An Unorthdox Defense

Nuon Chea launched his defence by alleging Vietnam had tried to occupy Cambodia and exterminate the Khmer race over an 80-year period, beginning with the formation of the communist parties of Indochina in 1930. “From the beginning, the Vietnamese employed every trick available to destroy the Khmer people,” he said. “Vietnam has ideals of invasion, expansion, land-grabbing and racial extermination.”

To this day, Vietnam continues to plant illegal immigrants in Cambodia, he added, saying that the Kingdom’s neighbour is trying to “swallow” it, “suffocating it like a python would a deer”.

“The Vietnamese factor is the main factor that caused confusion in Democratic Kampuchea from 1975 to 1979 [the period of the Khmer Rouge regime],” he said.

It was a less-than-traditional way to begin a legal case, said Anne Heindel of the Documentation Center of Cambodia.

“It is a fascinating view of history … but a lot of the public will simply not understand or remember what he is talking about,” she said.

Placing Blame

The Trial Chamber has split Case 002 into a series of mini trials, with the first limited to forced movements of the population from urban areas in 1975 as well as some of the policies and organisational framework of the Communist Party of Kampuchea, or Khmer Rouge.

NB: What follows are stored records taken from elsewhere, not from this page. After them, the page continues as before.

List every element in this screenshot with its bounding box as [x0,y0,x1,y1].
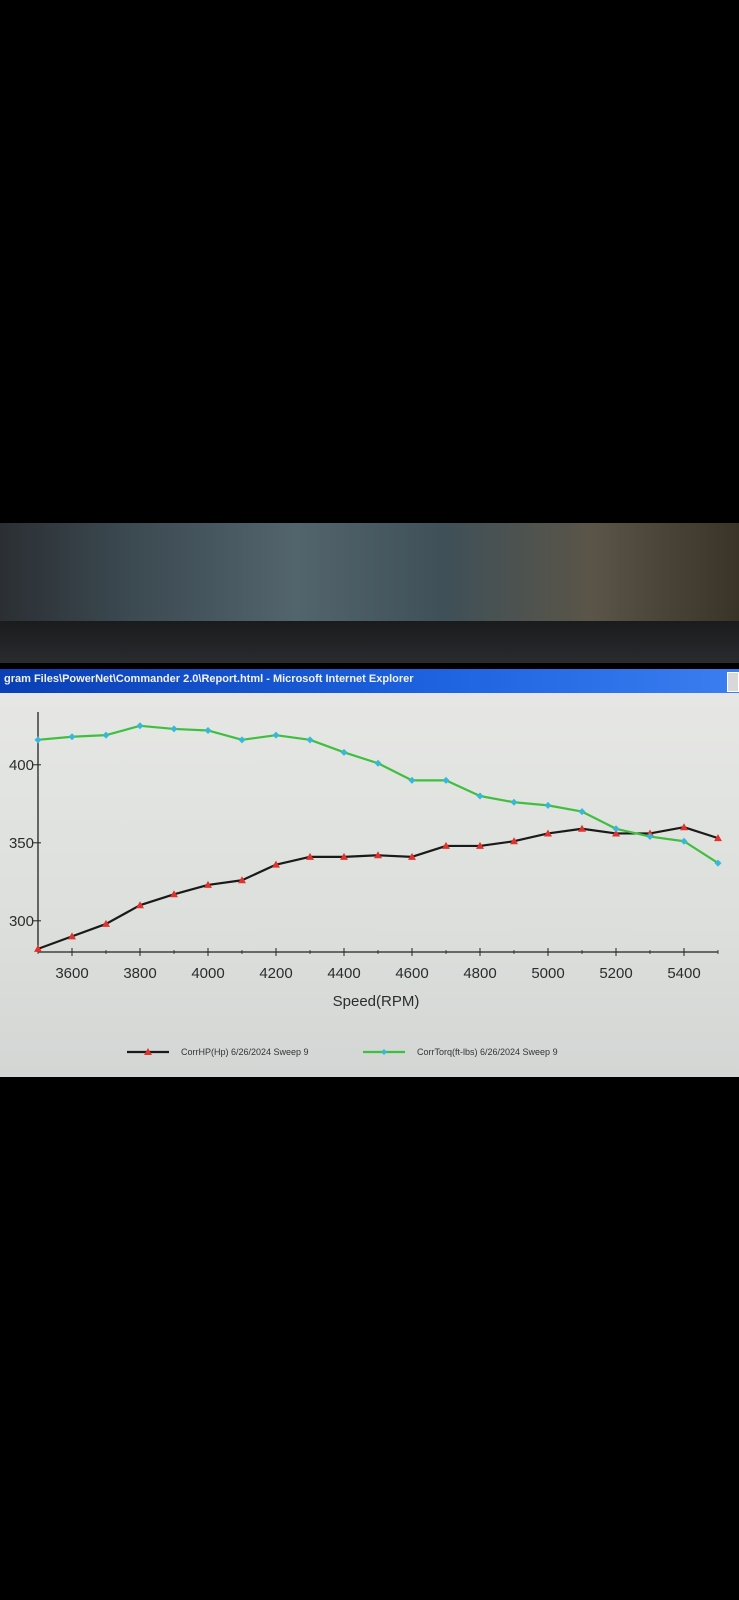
y-tick-label: 400 [9,757,34,774]
y-tick-label: 300 [9,913,34,930]
hp-data-point [68,932,76,940]
x-tick-label: 3600 [55,965,88,982]
torque-data-point [374,759,382,767]
browser-titlebar: gram Files\PowerNet\Commander 2.0\Report… [0,669,739,693]
x-tick-label: 5400 [667,965,700,982]
torque-data-point [510,798,518,806]
series-layer [34,722,722,952]
hp-data-point [578,824,586,832]
hp-data-point [646,829,654,837]
legend: CorrHP(Hp) 6/26/2024 Sweep 9 CorrTorq(ft-… [127,1047,558,1057]
y-tick-label: 350 [9,835,34,852]
torque-data-point [238,736,246,744]
torque-data-point [102,731,110,739]
torque-data-point [204,726,212,734]
hp-data-point [408,852,416,860]
torque-data-point [612,825,620,833]
x-tick-label: 4000 [191,965,224,982]
chart-area [0,693,739,1077]
hp-data-point [238,876,246,884]
hp-data-point [544,829,552,837]
torque-data-point [340,748,348,756]
chart-axes: 3600 3800 4000 4200 4400 4600 4800 5000 5200 5400… [9,712,719,982]
hp-data-point [136,901,144,909]
photo-of-monitor: gram Files\PowerNet\Commander 2.0\Report… [0,523,739,1077]
hp-data-point [306,852,314,860]
hp-data-point [170,890,178,898]
legend-torque-marker [381,1049,387,1055]
torque-data-point [476,792,484,800]
x-tick-label: 4600 [395,965,428,982]
x-axis-label: Speed(RPM) [333,993,420,1010]
torque-data-point [306,736,314,744]
hp-series-line [37,826,719,950]
torque-data-point [34,736,42,744]
torque-data-point [578,808,586,816]
torque-data-point [544,801,552,809]
hp-data-point [476,841,484,849]
hp-data-point [272,860,280,868]
background-scene [0,523,739,623]
x-tick-label: 5000 [531,965,564,982]
x-tick-label: 5200 [599,965,632,982]
torque-data-point [714,859,722,867]
x-tick-label: 3800 [123,965,156,982]
monitor-bezel [0,621,739,663]
torque-data-point [408,776,416,784]
torque-data-point [646,833,654,841]
legend-hp-label: CorrHP(Hp) 6/26/2024 Sweep 9 [181,1047,309,1057]
hp-data-point [102,919,110,927]
hp-data-point [612,829,620,837]
x-tick-label: 4400 [327,965,360,982]
legend-torque-label: CorrTorq(ft-lbs) 6/26/2024 Sweep 9 [417,1047,558,1057]
torque-data-point [442,776,450,784]
hp-data-point [714,834,722,842]
torque-series-line [37,724,719,865]
torque-data-point [136,722,144,730]
hp-data-point [374,851,382,859]
torque-data-point [68,733,76,741]
hp-data-point [442,841,450,849]
hp-data-point [204,880,212,888]
torque-data-point [680,837,688,845]
legend-hp-marker [144,1048,152,1055]
x-tick-label: 4200 [259,965,292,982]
hp-data-point [34,944,42,952]
torque-data-point [272,731,280,739]
hp-data-point [340,852,348,860]
torque-data-point [170,725,178,733]
hp-data-point [680,823,688,831]
hp-data-point [510,837,518,845]
x-tick-label: 4800 [463,965,496,982]
window-title: gram Files\PowerNet\Commander 2.0\Report… [4,673,414,685]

Because Case 002 has been split this way, the first trial will inevitably involve a great deal of examination of historical politics, much more so than future trials concerning forced marriage, interrogation or execution centres, Heindel told the Post.

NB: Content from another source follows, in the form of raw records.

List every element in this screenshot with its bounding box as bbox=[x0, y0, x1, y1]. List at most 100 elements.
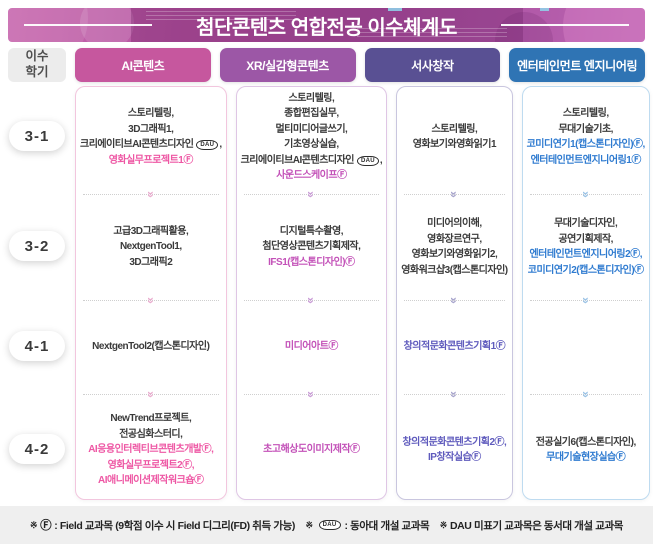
cell-entertainment-3-2: 무대기술디자인, 공연기획제작, 엔터테인먼트엔지니어링2Ⓕ, 코미디연기2(캡스톤디… bbox=[527, 201, 645, 293]
course: 기초영상실습, bbox=[284, 137, 339, 153]
field-course-icon: Ⓕ bbox=[328, 341, 338, 353]
chevron-down-icon: » bbox=[143, 391, 158, 397]
row-divider: » bbox=[527, 387, 645, 401]
column-ai: 스토리텔링, 3D그래픽1, 크리에이티브AI콘텐츠디자인 DAU, 영화실무프로젝트1… bbox=[75, 86, 227, 500]
row-divider: » bbox=[527, 187, 645, 201]
course-name: 전공심화스터디 bbox=[119, 428, 181, 440]
chevron-down-icon: » bbox=[578, 191, 593, 197]
course: 영화장르연구, bbox=[427, 232, 482, 248]
comma: , bbox=[219, 139, 222, 150]
semester-header: 이수 학기 bbox=[8, 48, 66, 82]
comma: , bbox=[191, 459, 195, 471]
course: 미디어아트Ⓕ bbox=[285, 339, 338, 355]
course: 멀티미디어글쓰기, bbox=[275, 122, 347, 138]
banner-streak-decoration bbox=[146, 11, 296, 22]
column-entertainment: 스토리텔링, 무대기술기초, 코미디연기1(캡스톤디자인)Ⓕ, 엔터테인먼트엔지니어링… bbox=[521, 86, 650, 500]
course-name: 엔터테인먼트엔지니어링1 bbox=[530, 154, 632, 166]
column-header-xr: XR/실감형콘텐츠 bbox=[219, 48, 356, 82]
comma: , bbox=[340, 225, 344, 237]
course-name: IFS1(캡스톤디자인) bbox=[268, 256, 346, 268]
dau-badge: DAU bbox=[318, 520, 341, 530]
course-name: 스토리텔링 bbox=[562, 108, 607, 119]
course: 전공실기6(캡스톤디자인), bbox=[535, 435, 637, 451]
semester-header-line2: 학기 bbox=[25, 65, 49, 79]
title-backdrop bbox=[130, 8, 523, 42]
course-name: IP창작실습 bbox=[428, 452, 472, 463]
course-name: 미디어의이해 bbox=[427, 218, 480, 229]
course: 영화실무프로젝트2Ⓕ, bbox=[107, 458, 195, 474]
comma: , bbox=[615, 218, 618, 229]
course: 영화워크샵3(캡스톤디자인) bbox=[401, 263, 508, 279]
course: 공연기획제작, bbox=[558, 232, 614, 248]
course-name: NewTrend프로젝트 bbox=[110, 413, 189, 425]
course-name: 디지털특수촬영 bbox=[279, 225, 341, 237]
footnote: ※ DAU 미표기 교과목은 동서대 개설 교과목 bbox=[440, 518, 624, 533]
comma: , bbox=[504, 436, 507, 448]
course: 사운드스케이프Ⓕ bbox=[276, 168, 347, 184]
chevron-down-icon: » bbox=[578, 391, 593, 397]
row-divider: » bbox=[80, 387, 222, 401]
course-name: 공연기획제작 bbox=[558, 233, 611, 245]
cell-narrative-3-1: 스토리텔링, 영화보기와영화읽기1 bbox=[401, 87, 507, 187]
comma: , bbox=[332, 92, 335, 104]
course: 3D그래픽1, bbox=[128, 122, 174, 138]
comma: , bbox=[379, 154, 383, 166]
semester-label-4-1: 4-1 bbox=[9, 331, 65, 361]
course: 디지털특수촬영, bbox=[279, 224, 344, 240]
cell-narrative-4-1: 창의적문화콘텐츠기획1Ⓕ bbox=[401, 307, 507, 387]
cell-ai-3-1: 스토리텔링, 3D그래픽1, 크리에이티브AI콘텐츠디자인 DAU, 영화실무프로젝트1… bbox=[80, 87, 222, 187]
course: 영화보기와영화읽기1 bbox=[412, 137, 497, 153]
course: 엔터테인먼트엔지니어링1Ⓕ bbox=[530, 153, 642, 169]
label-gap bbox=[8, 186, 66, 200]
course-name: AI애니메이션제작워크숍 bbox=[98, 475, 195, 487]
course-name: 영화실무프로젝트2 bbox=[107, 459, 183, 471]
comma: , bbox=[188, 413, 192, 425]
comma: , bbox=[479, 218, 482, 229]
footnote-bar: ※ Ⓕ: Field 교과목 (9학점 이수 시 Field 디그리(FD) 취득… bbox=[0, 506, 653, 544]
comma: , bbox=[180, 428, 183, 440]
field-course-icon: Ⓕ bbox=[350, 444, 360, 456]
course: 영화실무프로젝트1Ⓕ bbox=[109, 153, 194, 169]
chevron-down-icon: » bbox=[447, 191, 462, 197]
course-name: 첨단영상콘텐츠기획제작 bbox=[262, 241, 359, 253]
footnote: ※ Ⓕ: Field 교과목 (9학점 이수 시 Field 디그리(FD) 취득… bbox=[30, 517, 295, 533]
course-name: 영화보기와영화읽기1 bbox=[412, 139, 497, 150]
course-name: 초고해상도이미지제작 bbox=[263, 444, 351, 456]
field-course-icon: Ⓕ bbox=[494, 436, 505, 448]
course: 스토리텔링, bbox=[432, 122, 478, 138]
course-name: 미디어아트 bbox=[284, 341, 329, 353]
dau-badge: DAU bbox=[357, 155, 379, 166]
course-name: NextgenTool2(캡스톤디자인) bbox=[92, 341, 210, 353]
comma: , bbox=[179, 241, 182, 253]
course: 무대기술디자인, bbox=[554, 216, 618, 232]
semester-label-cell: 4-2 bbox=[8, 400, 66, 498]
course: AI애니메이션제작워크숍Ⓕ bbox=[98, 473, 204, 489]
field-course-icon: Ⓕ bbox=[182, 459, 192, 471]
course: 스토리텔링, bbox=[128, 106, 174, 122]
course-name: 전공실기6(캡스톤디자인) bbox=[535, 436, 634, 448]
course: 스토리텔링, bbox=[289, 91, 335, 107]
row-divider: » bbox=[527, 293, 645, 307]
course: 전공심화스터디, bbox=[119, 427, 183, 443]
footnote-text: : 동아대 개설 교과목 bbox=[344, 519, 430, 532]
column-header-entertainment: 엔터테인먼트 엔지니어링 bbox=[509, 48, 645, 82]
banner-accent-decoration bbox=[540, 8, 549, 11]
comma: , bbox=[633, 436, 636, 448]
reference-mark: ※ bbox=[30, 519, 38, 530]
course-name: 스토리텔링 bbox=[127, 108, 172, 119]
field-course-icon: Ⓕ bbox=[337, 170, 347, 181]
comma: , bbox=[639, 249, 643, 260]
field-course-icon: Ⓕ bbox=[634, 264, 644, 276]
comma: , bbox=[610, 233, 614, 245]
cell-xr-4-1: 미디어아트Ⓕ bbox=[241, 307, 383, 387]
footnote-text: DAU 미표기 교과목은 동서대 개설 교과목 bbox=[449, 519, 623, 532]
field-course-icon: Ⓕ bbox=[631, 154, 641, 166]
course: 영화보기와영화읽기2, bbox=[412, 247, 498, 263]
chevron-down-icon: » bbox=[304, 391, 319, 397]
course: 엔터테인먼트엔지니어링2Ⓕ, bbox=[529, 247, 642, 263]
course: 무대기술현장실습Ⓕ bbox=[546, 450, 626, 466]
footnote-text: : Field 교과목 (9학점 이수 시 Field 디그리(FD) 취득 가… bbox=[54, 519, 295, 532]
cell-xr-4-2: 초고해상도이미지제작Ⓕ bbox=[241, 401, 383, 499]
field-course-icon: Ⓕ bbox=[345, 256, 355, 268]
cell-narrative-3-2: 미디어의이해, 영화장르연구, 영화보기와영화읽기2, 영화워크샵3(캡스톤디자인) bbox=[401, 201, 508, 293]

“It appears we are going to hear arguments that it was all the fault of the lower levels, and ‘we had no control’,” Heindel said in reference to Nuon Chea’s claim that much of the Khmer Rouge cadre was polluted by bad elements – drunken, gambling, unemployed “vagabonds”.

Nuon Chea’s detailed statement, concerning the history of communism in Indochina and how the Khmer Rouge was effectively forced into action by Vietnamese “aggression”, appeared to comprise the bulk of his explanation for the brutal policies of the Khmer Rouge.

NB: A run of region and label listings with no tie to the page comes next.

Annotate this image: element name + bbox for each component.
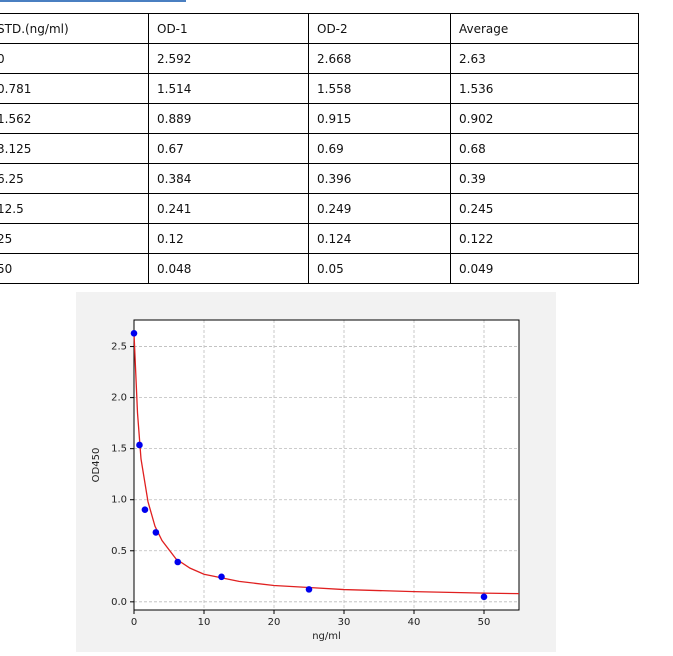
table-cell: 3.125 — [0, 133, 149, 164]
table-row: 50 0.048 0.05 0.049 — [0, 253, 639, 284]
table-cell: 0.889 — [148, 103, 309, 134]
table-cell: 0.915 — [308, 103, 451, 134]
plot-area — [134, 320, 519, 610]
table-cell: 0.902 — [450, 103, 639, 134]
table-cell: 1.514 — [148, 73, 309, 104]
table-cell: 0.122 — [450, 223, 639, 254]
table-cell: 0.396 — [308, 163, 451, 194]
data-point — [480, 593, 488, 601]
x-tick-label: 30 — [338, 617, 351, 628]
table-cell: OD-1 — [148, 13, 309, 44]
x-tick-label: 50 — [478, 617, 491, 628]
x-tick-label: 40 — [408, 617, 421, 628]
table-cell: 6.25 — [0, 163, 149, 194]
data-point — [218, 573, 225, 581]
table-cell: 50 — [0, 253, 149, 284]
table-cell: 0.124 — [308, 223, 451, 254]
y-tick-label: 1.5 — [111, 444, 127, 455]
table-cell: 0.12 — [148, 223, 309, 254]
table-cell: STD.(ng/ml) — [0, 13, 149, 44]
table-row: 12.5 0.241 0.249 0.245 — [0, 193, 639, 224]
table-cell: 0.384 — [148, 163, 309, 194]
table-row: 0.781 1.514 1.558 1.536 — [0, 73, 639, 104]
table-cell: 0.69 — [308, 133, 451, 164]
y-tick-label: 1.0 — [111, 495, 127, 506]
plot-frame — [133, 319, 520, 611]
table-cell: 2.592 — [148, 43, 309, 74]
table-cell: 1.536 — [450, 73, 639, 104]
table-cell: 0.249 — [308, 193, 451, 224]
x-tick-label: 10 — [198, 617, 211, 628]
data-point — [136, 441, 143, 449]
table-cell: 1.558 — [308, 73, 451, 104]
table-cell: 25 — [0, 223, 149, 254]
table-cell: 12.5 — [0, 193, 149, 224]
table-cell: Average — [450, 13, 639, 44]
y-tick-label: 0.0 — [111, 597, 127, 608]
table-cell: 0 — [0, 43, 149, 74]
data-point — [141, 506, 149, 514]
table-row: 0 2.592 2.668 2.63 — [0, 43, 639, 74]
table-row: 6.25 0.384 0.396 0.39 — [0, 163, 639, 194]
y-tick-label: 2.5 — [111, 342, 127, 353]
table-row: STD.(ng/ml) OD-1 OD-2 Average — [0, 13, 639, 44]
table-cell: 0.68 — [450, 133, 639, 164]
table-cell: 0.05 — [308, 253, 451, 284]
table-row: 3.125 0.67 0.69 0.68 — [0, 133, 639, 164]
table-row: 1.562 0.889 0.915 0.902 — [0, 103, 639, 134]
data-point — [305, 586, 313, 593]
x-tick-label: 0 — [131, 617, 137, 628]
table-cell: 0.049 — [450, 253, 639, 284]
table-cell: 0.39 — [450, 163, 639, 194]
table-row: 25 0.12 0.124 0.122 — [0, 223, 639, 254]
data-table: STD.(ng/ml) OD-1 OD-2 Average 0 2.592 2.668 2.6… — [0, 13, 639, 284]
table-cell: 2.668 — [308, 43, 451, 74]
top-strip — [0, 0, 186, 2]
y-axis-label: OD450 — [91, 448, 102, 483]
table-cell: OD-2 — [308, 13, 451, 44]
table-cell: 0.781 — [0, 73, 149, 104]
y-tick-label: 2.0 — [111, 393, 127, 404]
data-point — [130, 329, 138, 337]
chart-panel: 0 10 20 30 40 50 0.0 0.5 1.0 1.5 2.0 2.5 ng/ml OD450 — [76, 292, 556, 652]
chart: 0 10 20 30 40 50 0.0 0.5 1.0 1.5 2.0 2.5 ng/ml OD450 — [91, 319, 520, 642]
table-cell: 0.241 — [148, 193, 309, 224]
table-cell: 2.63 — [450, 43, 639, 74]
data-point — [152, 529, 160, 536]
table-cell: 0.048 — [148, 253, 309, 284]
data-point — [174, 558, 182, 566]
y-tick-label: 0.5 — [111, 546, 127, 557]
x-axis-label: ng/ml — [312, 631, 341, 642]
table-cell: 1.562 — [0, 103, 149, 134]
x-tick-label: 20 — [268, 617, 281, 628]
table-cell: 0.245 — [450, 193, 639, 224]
table-cell: 0.67 — [148, 133, 309, 164]
fit-curve — [133, 333, 520, 595]
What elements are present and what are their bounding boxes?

He intimately detailed a tranche of political meetings and correspondence within the communist party in Cambodia and between them and their Vietnamese counterparts, pointing to the political tensions at the time between Cambodia, Vietnam and the US as effectively forcing the hand of the senior leaders of the Khmer Rouge.

The accused rounded out his speech by pointing to Vietnam’s “illegal invasion” of Cambodia in January 1979 – an invasion that effectively spelled the end of the Khmer Rouge regime – and pointed to modern day examples he said proved Vietnam was still trying to “conquer” the Kingdom.

Complexity in the Court

Nuon Chea – and fellow defendants Ieng Sary and Khieu Samphan – will only have to answer to a narrow set of charges during the first mini trial, which does not include other criminal charges related to execution sites, forced labour or forced marriage and genocide.

Noun Chea’s defence attorney Michiel Pestman said that this decision by the tribunal has made what are already complex proceedings bewildering for both victims and the media.

“The public is left with the impression that all of the charges would be discussed at this trial, but that is not the case – this first trial is very limited,” Pestman said.

Despite the limited charges at play in the first trial, the co-prosecutors spent the first day and a half of opening statements delivering a graphic outline of the brutality and horror of the Khmer Rouge regime.

In his concluding remarks, British prosecutor Andrew Cayley said that from Geneva to Pyongyang, the three elderly co-accused had bragged about the bloody slaughter of hundreds of thousands of Cambodians and defended their actions to the international community.

“[The accused] are common murderers of an entire generation of Cambodians,” Cayley concluded. “They robbed decades of development and prosperity, left gaping holes in every family – nothing is left unhurt or unaffected by what these three elderly men have done.”